3 Steps CISOs Should Lead to Integrate Storage into Enterprise Security
To fully integrate storage into a comprehensive enterprise security strategy, CISOs should lead these three key steps:
- Position Storage as a Cyber Defense and Resiliency Asset
This means treating storage not as infrastructure managed elsewhere, but as a frontline participant in incident response. Cyber-resilient storage platforms can seamlessly interface directly with data center-wide cyber security tools to help detect, contain, and recover from attacks. This turns a traditional IT function into a strategic security control. - Establish and Test a Cyber Recovery Strategy
Disaster recovery plans are no longer enough. A ransomware playbook must now include validated, clean data sources, forensic isolation zones, and defined recovery timeframes. CISOs should lead cross-functional testing of cyber recovery procedures—particularly for high-value and regulated data environments. - Integrate Storage Signals into Security Operations
Security teams need visibility into what is happening at the data layer. Leading storage solutions now generate security-relevant telemetry and can respond automatically when threats are detected by platforms like SIEM or XDR. CISOs should push for full integration to shorten detection and response timelines.

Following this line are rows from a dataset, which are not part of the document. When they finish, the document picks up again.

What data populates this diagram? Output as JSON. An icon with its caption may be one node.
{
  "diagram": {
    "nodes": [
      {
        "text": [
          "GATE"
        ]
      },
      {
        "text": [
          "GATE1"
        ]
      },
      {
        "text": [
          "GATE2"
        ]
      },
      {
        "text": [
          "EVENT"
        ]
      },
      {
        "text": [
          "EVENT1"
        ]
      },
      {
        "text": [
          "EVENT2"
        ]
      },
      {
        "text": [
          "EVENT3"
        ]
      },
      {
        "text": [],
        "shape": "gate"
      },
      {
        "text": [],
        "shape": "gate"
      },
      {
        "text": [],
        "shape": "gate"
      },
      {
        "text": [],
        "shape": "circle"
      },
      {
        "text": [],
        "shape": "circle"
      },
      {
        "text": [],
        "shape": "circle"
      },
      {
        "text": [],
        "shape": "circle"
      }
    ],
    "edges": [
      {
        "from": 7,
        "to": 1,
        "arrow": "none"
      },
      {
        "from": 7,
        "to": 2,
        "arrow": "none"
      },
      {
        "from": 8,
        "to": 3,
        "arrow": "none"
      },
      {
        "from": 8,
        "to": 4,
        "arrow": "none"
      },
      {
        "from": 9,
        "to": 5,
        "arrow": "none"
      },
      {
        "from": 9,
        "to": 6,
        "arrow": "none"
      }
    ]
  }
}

Key Capabilities of Storage-based Cyber Resilience
At Infinidat, we define storage-based cyber resilience around six key capabilities that together enable a robust defense posture:
- Immutable Snapshots: These create point-in-time versions of data that cannot be changed or deleted. Originally designed for compliance, they are now essential in preserving data integrity during and after cyber events.
- Logical Separation of Management and Data Planes: By isolating control functions from data access, organizations reduce the risk of full compromise in the event of credential theft or privileged access abuse.

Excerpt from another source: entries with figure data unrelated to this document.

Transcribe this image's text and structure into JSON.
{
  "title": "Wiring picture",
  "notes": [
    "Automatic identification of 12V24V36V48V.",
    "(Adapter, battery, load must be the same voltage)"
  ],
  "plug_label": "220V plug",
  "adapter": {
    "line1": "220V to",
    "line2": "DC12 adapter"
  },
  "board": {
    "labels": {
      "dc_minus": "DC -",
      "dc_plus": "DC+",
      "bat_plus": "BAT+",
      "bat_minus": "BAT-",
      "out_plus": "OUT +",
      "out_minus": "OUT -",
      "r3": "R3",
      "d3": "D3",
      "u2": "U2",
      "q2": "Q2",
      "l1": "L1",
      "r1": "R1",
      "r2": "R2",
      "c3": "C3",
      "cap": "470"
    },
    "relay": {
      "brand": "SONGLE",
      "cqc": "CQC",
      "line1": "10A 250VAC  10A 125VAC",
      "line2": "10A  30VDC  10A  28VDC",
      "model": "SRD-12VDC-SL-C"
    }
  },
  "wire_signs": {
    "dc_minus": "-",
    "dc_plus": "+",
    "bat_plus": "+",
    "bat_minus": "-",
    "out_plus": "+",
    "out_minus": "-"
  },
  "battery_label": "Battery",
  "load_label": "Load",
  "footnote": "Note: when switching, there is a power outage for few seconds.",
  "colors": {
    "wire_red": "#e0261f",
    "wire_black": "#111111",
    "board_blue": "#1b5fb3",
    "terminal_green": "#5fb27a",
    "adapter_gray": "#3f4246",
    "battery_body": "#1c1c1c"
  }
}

- Fenced Forensic Environments: These allow teams to safely inspect compromised data in a contained setting, avoiding the risk of reintroducing malicious code during the recovery process.
- Integrated Cyber Detection: Storage systems should not wait passively for direction. With embedded intelligence, they can scan for anomalies and contribute to identifying the last clean snapshot for rapid recovery.
- Guaranteed Recovery Times: Cyber incidents are chaotic. Time matters. Enterprise storage vendors should offer clear recovery time objectives (RTO) and stand behind them contractually. For instance, some platforms can restore petabytes of data within minutes.
- Cross-System Coordination: Cyber resilience must extend across infrastructure layers. Storage should trigger automated responses when security tools such as Sentinel or Splunk detect threats, helping to contain incidents and reduce the threat window.
The Board Will Ask: “How Quickly Can We Recover?”
The question facing every CISO is no longer limited to “Can we prevent attacks?” It is “How fast can we recover, and how confident are we that our data is clean?”
This question is not theoretical. Boards, regulators, and insurers are demanding answers. A cyber-resilient storage platform provides the technical foundation to deliver those answers with confidence and hard metrics.